The right to publicity
: The New York Times complains today that “police tactics mute protestors and message” — even as, without acknowledging the obvious irony, the paper gives those protestors coverage right on its front page in that story and in a picture of a protestor against something global being carried out of Madison Square Garden.
Whoa. Let’s examine the assumptions behind this: The Times assumes that if you hold a demonstration, you have some right to coverage. How come? If 10 people or 100 people gather on a street corner and shout about something, is that necessarily newsworthy? Does that mean they represent a movement with a story that needs to be heard? Aren’t there better ways to measure the size of a movement these days?
Next, this assumes that mediated media is still the right, the only way to get a message across: that a movement has to shout on that corner and get arrested before Times and TV cameras to be heard. But in this new era of emerging unmediated media — that is, the internet — this is soon to be untrue. Going to all that trouble to perhaps get five seconds on TV or five sentences in print is not going to be the most effective and efficient way to get your message across.

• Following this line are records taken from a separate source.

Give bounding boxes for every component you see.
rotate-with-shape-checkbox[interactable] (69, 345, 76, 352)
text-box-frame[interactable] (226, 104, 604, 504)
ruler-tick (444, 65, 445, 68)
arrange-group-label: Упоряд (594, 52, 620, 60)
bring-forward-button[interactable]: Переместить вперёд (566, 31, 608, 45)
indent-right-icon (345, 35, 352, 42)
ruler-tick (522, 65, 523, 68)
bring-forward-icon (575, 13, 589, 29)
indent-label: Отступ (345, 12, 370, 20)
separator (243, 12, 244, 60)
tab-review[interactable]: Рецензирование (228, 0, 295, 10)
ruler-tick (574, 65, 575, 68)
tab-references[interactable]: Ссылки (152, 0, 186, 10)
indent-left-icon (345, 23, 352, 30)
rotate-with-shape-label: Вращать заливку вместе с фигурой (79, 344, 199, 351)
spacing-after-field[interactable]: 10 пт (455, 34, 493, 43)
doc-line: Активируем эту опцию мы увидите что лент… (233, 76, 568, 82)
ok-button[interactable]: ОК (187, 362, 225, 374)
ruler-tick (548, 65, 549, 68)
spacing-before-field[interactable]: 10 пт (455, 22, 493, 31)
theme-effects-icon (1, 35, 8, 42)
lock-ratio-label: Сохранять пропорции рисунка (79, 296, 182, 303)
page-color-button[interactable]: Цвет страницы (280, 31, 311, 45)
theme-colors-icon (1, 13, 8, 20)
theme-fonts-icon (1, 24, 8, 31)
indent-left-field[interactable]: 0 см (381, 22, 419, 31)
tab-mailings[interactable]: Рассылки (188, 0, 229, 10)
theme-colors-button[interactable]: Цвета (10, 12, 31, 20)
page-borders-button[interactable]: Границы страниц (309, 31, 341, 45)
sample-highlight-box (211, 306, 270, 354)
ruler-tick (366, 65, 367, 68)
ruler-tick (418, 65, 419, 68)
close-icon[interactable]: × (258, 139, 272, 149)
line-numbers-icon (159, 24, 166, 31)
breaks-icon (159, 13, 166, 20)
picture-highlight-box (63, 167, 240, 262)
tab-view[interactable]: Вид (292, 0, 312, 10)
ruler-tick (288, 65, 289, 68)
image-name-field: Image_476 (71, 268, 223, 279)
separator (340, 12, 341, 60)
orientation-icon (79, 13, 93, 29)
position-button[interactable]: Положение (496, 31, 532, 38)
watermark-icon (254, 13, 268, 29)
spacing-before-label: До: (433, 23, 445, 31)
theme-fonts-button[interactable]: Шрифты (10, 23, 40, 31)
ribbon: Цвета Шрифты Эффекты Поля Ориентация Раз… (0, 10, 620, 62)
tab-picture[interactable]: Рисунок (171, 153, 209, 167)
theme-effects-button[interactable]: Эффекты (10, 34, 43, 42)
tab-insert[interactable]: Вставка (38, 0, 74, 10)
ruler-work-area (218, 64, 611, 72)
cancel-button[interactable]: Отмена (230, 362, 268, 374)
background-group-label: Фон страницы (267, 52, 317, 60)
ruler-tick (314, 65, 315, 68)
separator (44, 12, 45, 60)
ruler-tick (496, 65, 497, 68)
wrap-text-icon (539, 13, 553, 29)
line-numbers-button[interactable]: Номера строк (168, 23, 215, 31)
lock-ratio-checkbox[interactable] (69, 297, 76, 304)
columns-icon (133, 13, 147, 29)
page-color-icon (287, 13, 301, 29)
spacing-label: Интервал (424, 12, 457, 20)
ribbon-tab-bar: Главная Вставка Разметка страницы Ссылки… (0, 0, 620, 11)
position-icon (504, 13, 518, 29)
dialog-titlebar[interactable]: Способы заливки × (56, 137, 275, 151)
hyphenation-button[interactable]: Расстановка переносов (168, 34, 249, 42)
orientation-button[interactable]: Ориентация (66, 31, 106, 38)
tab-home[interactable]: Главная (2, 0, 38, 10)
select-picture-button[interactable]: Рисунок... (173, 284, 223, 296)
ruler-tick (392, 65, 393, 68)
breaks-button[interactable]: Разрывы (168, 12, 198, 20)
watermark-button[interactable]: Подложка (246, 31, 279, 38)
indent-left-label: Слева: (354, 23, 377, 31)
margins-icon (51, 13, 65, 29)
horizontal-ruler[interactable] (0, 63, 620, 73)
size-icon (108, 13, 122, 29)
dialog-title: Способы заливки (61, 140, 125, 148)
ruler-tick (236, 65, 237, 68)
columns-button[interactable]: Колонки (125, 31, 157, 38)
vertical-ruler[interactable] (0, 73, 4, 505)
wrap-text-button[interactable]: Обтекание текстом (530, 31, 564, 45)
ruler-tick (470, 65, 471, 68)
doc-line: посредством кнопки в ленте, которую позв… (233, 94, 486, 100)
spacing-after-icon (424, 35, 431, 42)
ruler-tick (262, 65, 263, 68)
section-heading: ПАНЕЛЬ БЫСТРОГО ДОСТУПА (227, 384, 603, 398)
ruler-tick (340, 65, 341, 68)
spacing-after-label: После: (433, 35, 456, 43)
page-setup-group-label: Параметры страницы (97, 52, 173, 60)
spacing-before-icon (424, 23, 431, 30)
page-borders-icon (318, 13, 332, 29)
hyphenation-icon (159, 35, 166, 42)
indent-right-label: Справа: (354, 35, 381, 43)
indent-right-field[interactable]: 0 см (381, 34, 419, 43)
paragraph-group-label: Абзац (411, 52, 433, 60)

MoveOn and Michael Moore and the Swifties are all more effective taking their message off the streets and online.
The Times’ next assumption is that it is somehow the job of the police to help these demonstrators get publicity by letting them get close to the Garden or by waiting for cameras to arrive before arresting them if they exercise civil disobedience. Of course, that’s wrong. It’s the job of the police to protect New York and it’s important and understandable that they are doing that swiftly and efficiently — because of the experience of both terrorism and of violent anti-globalism nuts in Seattle.
Let me be clear: I’m all in favor of exercising the fullest right to free speech and protest. But as I pondered here and here, what’s fascinating me about the scene in New York this week — to my surprise — is the role of these demonstrations in a new world of unmediated media where you don’t — or soon won’t — need mainstream media as the sole pipeline to the public and where our view of friends and enemies must radically change.